ACLs Applied to a CPU Defend Policy
About CPU Defend Policy
CPU defend policy limit the rate of the traffic sent to the local CPU, to prevent attack packets and reduce the invalid packets takes, release the burden of CPU.
The summary of deployment for CPU defend policy is, divide the CPU packets into two parts, one part is trusted and the other part is untrusted. Protect the trusted packets (set the larger bandwidth for them) and limit the rate of the untrusted packets (set smaller bandwidth for them).
CPU defend policy uses four modules to insulate or control the trusted traffic and the untrusted packets.
| Module | Function |
|---|---|
| TCP/IP attack defense | Directly discards the TCP/IP attack packet. TCP/IP attack defense function is enabled by default.
TCP/IP attack defense supports discarding the following four kinds of attack packets.
|
| Whitelist | Protects the trusted packets. The bandwidth for the packets added to whitelist is assurable. The attack does not impact the service in whitelist.
The following protocols are auto added to the whitelist by default when TCP session established: BGP, LDP, MSDP, FTP-server, SSH-server, Telnet-server, FTP-client, Telnet-client, and SSH-client.

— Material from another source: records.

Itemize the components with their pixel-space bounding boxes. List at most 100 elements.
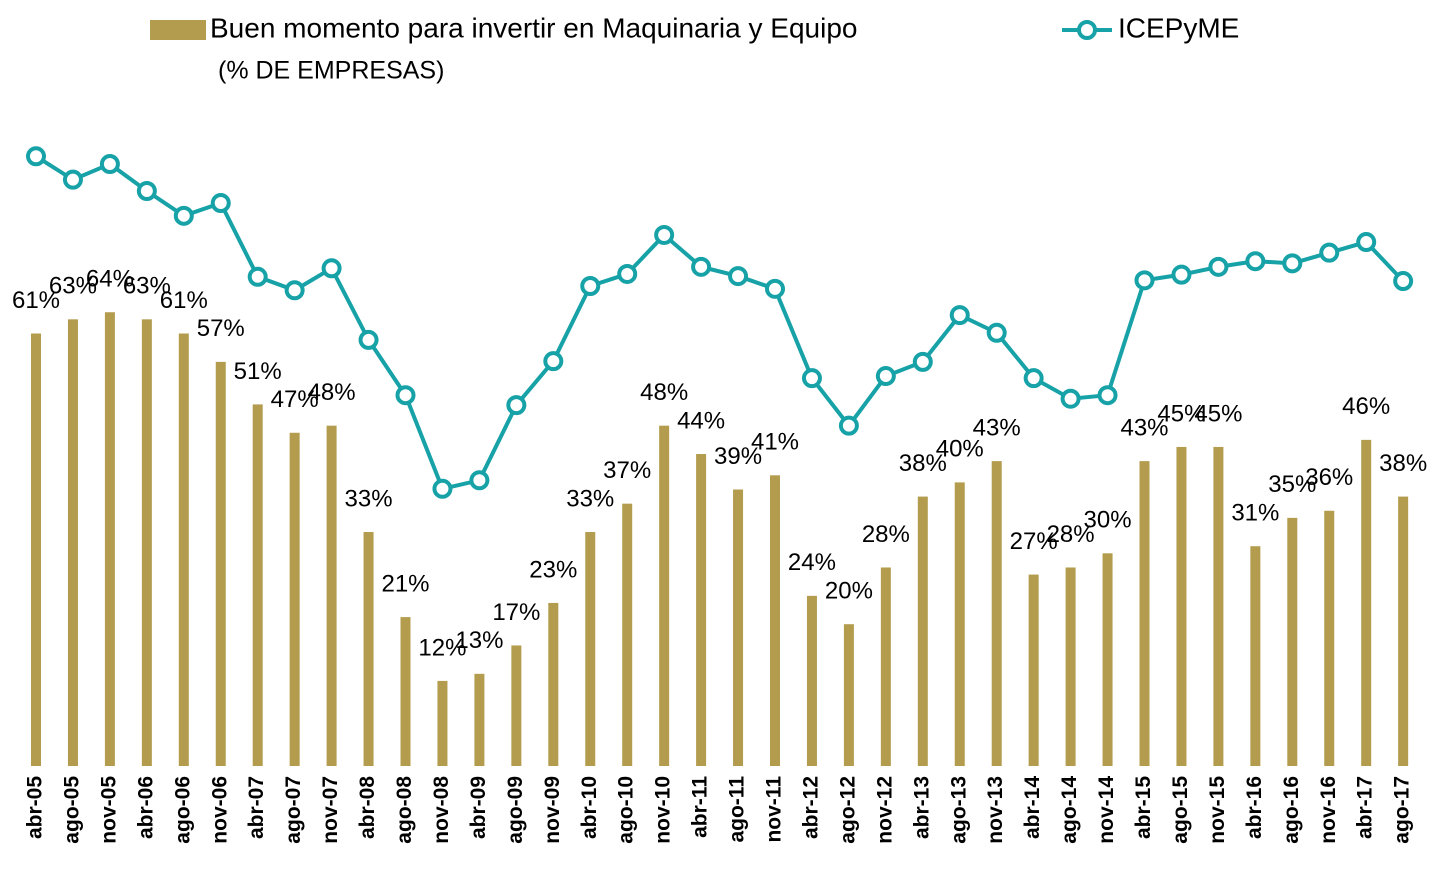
chart-subtitle: (% DE EMPRESAS) xyxy=(218,57,444,85)
data-label: 33% xyxy=(566,485,614,512)
bar xyxy=(511,645,522,766)
legend-label: ICEPyME xyxy=(1118,12,1239,43)
data-label: 13% xyxy=(455,627,503,654)
bar xyxy=(733,489,744,766)
x-tick-label: abr-07 xyxy=(245,776,268,839)
x-tick-label: ago-09 xyxy=(504,776,527,844)
data-label: 35% xyxy=(1268,471,1316,498)
x-tick-label: nov-09 xyxy=(541,776,564,844)
bar xyxy=(1176,446,1187,766)
bar xyxy=(696,454,707,766)
data-label: 40% xyxy=(936,436,984,463)
data-label: 31% xyxy=(1231,500,1279,527)
line-marker xyxy=(1023,368,1044,389)
line-marker xyxy=(506,395,527,416)
bar xyxy=(991,461,1002,766)
line-marker xyxy=(1282,253,1303,274)
bar xyxy=(1398,496,1409,766)
data-label: 20% xyxy=(825,578,873,605)
data-label: 28% xyxy=(1047,521,1095,548)
x-tick-label: abr-16 xyxy=(1243,776,1266,839)
data-label: 30% xyxy=(1084,507,1132,534)
x-tick-label: ago-17 xyxy=(1391,776,1414,844)
x-tick-label: nov-05 xyxy=(97,776,120,844)
x-tick-label: ago-11 xyxy=(726,776,749,843)
line-marker xyxy=(469,470,490,491)
bar xyxy=(363,532,374,766)
line-marker xyxy=(875,366,896,387)
data-label: 57% xyxy=(197,315,245,342)
line-marker xyxy=(358,329,379,350)
x-tick-label: ago-14 xyxy=(1058,776,1081,844)
bar xyxy=(474,673,485,766)
data-label: 45% xyxy=(1194,400,1242,427)
x-tick-label: abr-10 xyxy=(578,776,601,839)
bar xyxy=(252,404,263,766)
legend-swatch xyxy=(1077,20,1097,40)
data-label: 46% xyxy=(1342,393,1390,420)
bar xyxy=(1324,510,1335,766)
data-label: 27% xyxy=(1010,528,1058,555)
line-marker xyxy=(62,169,83,190)
line-marker xyxy=(728,266,749,287)
bar xyxy=(1028,574,1039,766)
bar xyxy=(770,475,780,766)
x-tick-label: nov-16 xyxy=(1317,776,1340,844)
data-label: 33% xyxy=(345,485,393,512)
x-tick-label: ago-15 xyxy=(1169,776,1192,844)
x-tick-label: ago-13 xyxy=(947,776,970,844)
line-marker xyxy=(173,205,194,226)
data-label: 43% xyxy=(1120,414,1168,441)
bar xyxy=(104,312,115,766)
line-marker xyxy=(1097,385,1118,406)
x-tick-label: abr-06 xyxy=(134,776,157,839)
bar xyxy=(1287,517,1298,766)
bar xyxy=(548,602,559,766)
data-label: 21% xyxy=(381,570,429,597)
data-label: 39% xyxy=(714,443,762,470)
data-label: 61% xyxy=(160,287,208,314)
bar xyxy=(1213,446,1224,766)
data-label: 48% xyxy=(308,379,356,406)
data-label: 47% xyxy=(271,386,319,413)
line-marker xyxy=(801,368,822,389)
data-label: 37% xyxy=(603,457,651,484)
x-tick-label: nov-08 xyxy=(430,776,453,844)
data-label: 36% xyxy=(1305,464,1353,491)
data-label: 63% xyxy=(123,273,171,300)
bar xyxy=(215,361,226,766)
x-tick-label: abr-05 xyxy=(24,776,47,839)
data-label: 51% xyxy=(234,358,282,385)
data-label: 23% xyxy=(529,556,577,583)
x-tick-label: ago-12 xyxy=(836,776,859,844)
x-tick-label: nov-07 xyxy=(319,776,342,844)
line-marker xyxy=(1060,388,1081,409)
data-label: 28% xyxy=(862,521,910,548)
data-label: 64% xyxy=(86,266,134,293)
line-marker xyxy=(949,305,970,326)
line-marker xyxy=(1171,264,1192,285)
x-tick-label: abr-14 xyxy=(1021,776,1044,839)
legend-swatch xyxy=(150,20,206,40)
bar xyxy=(289,432,300,766)
x-tick-label: abr-17 xyxy=(1354,776,1377,839)
bar xyxy=(1139,461,1150,766)
bar xyxy=(880,567,891,766)
data-label: 61% xyxy=(12,287,60,314)
x-tick-label: nov-11 xyxy=(763,776,786,843)
x-tick-label: ago-08 xyxy=(393,776,416,844)
data-label: 38% xyxy=(1379,450,1427,477)
line-marker xyxy=(1245,251,1266,272)
bar xyxy=(1065,567,1076,766)
line-marker xyxy=(1134,270,1155,291)
line-marker xyxy=(691,256,712,277)
line-marker xyxy=(617,263,638,284)
x-tick-label: nov-10 xyxy=(652,776,675,844)
bar xyxy=(326,425,337,766)
data-label: 24% xyxy=(788,549,836,576)
bar xyxy=(1102,553,1113,766)
line-marker xyxy=(765,278,785,299)
x-tick-label: nov-06 xyxy=(208,776,231,844)
x-tick-label: abr-15 xyxy=(1132,776,1155,839)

Whitelist is enabled by default. Modifying the default parameters in the whitelist is not recommended. To extend the application, you can use user-defined flows. |
| Blacklist | Limits the rate of untrusted packets. The blacklist is enabled by default, but there is no packets added to blacklist by default. You can add the invalid or unknown packets to the blacklist so that the system can minimize the bandwidth for them or directly drop them. |
| User-defined Flow | Protects the trusted packets. User-defined flows allow users to flexibly customize the attack defense policy to protect the CPU against different types of attack packets.
With user-defined flows, you can specify the flows to be protected and control the parameters, such as the bandwidth, priority, and packet length for the flows. In addition, you can send each user-defined flow to a specific channel for granular isolation and precise control. |
The whitelist, blacklist, and user-defined flow use ACL to define the characters of the flow.
Each CPU defend policy can be configured with one whitelist, one blacklist, and one or more user-defined flows, as shown in the following figure.
cpu-defend policy 4 whitelist acl 2001 blacklist acl 2002 user-defined-flow 1 acl 2003 user-defined-flow 2 acl 2003 user-defined-flow 3 acl 2004 # cpu-defend policy 5 whitelist acl 2005
Procedure of a CPU Defend Policy
- Performs the URPF, TCP/IP attack defense, and GTSM check. Continues to do the next step for the packets that pass the checks. The packets not pass the checks are discarded.
- Matches against the whitelist. Performs CAR and go to step 5 for the packet those match the permit rule. Discards the packets those match the deny rule. Continues to do the next step for the mismatched packet.
- Matches against the blacklist. Performs CAR and go to step 5 for the packet those match the permit rule. Discards the packets those match the deny rule. Continues to do the next step for the mismatched packet.
- Matches against the user-defined flow. Performs CAR and go to step 5 for the packet those match the permit rule. Discards the packets those match the deny rule. Continues to do the next step for the mismatched packet.
- Checks all packets based on application layer association. Sends only the packets belong to enabled protocols. The packets belong to disabled protocols are discarded.
In the steps 2, 3 and 4, the "mismatched" includes:
- The packets mismatch all rules of the ACL.
- The ACL does not exist.
- The ACL exists but no rule in the ACL.
Directly drops the management packets received from the non-management interfaces.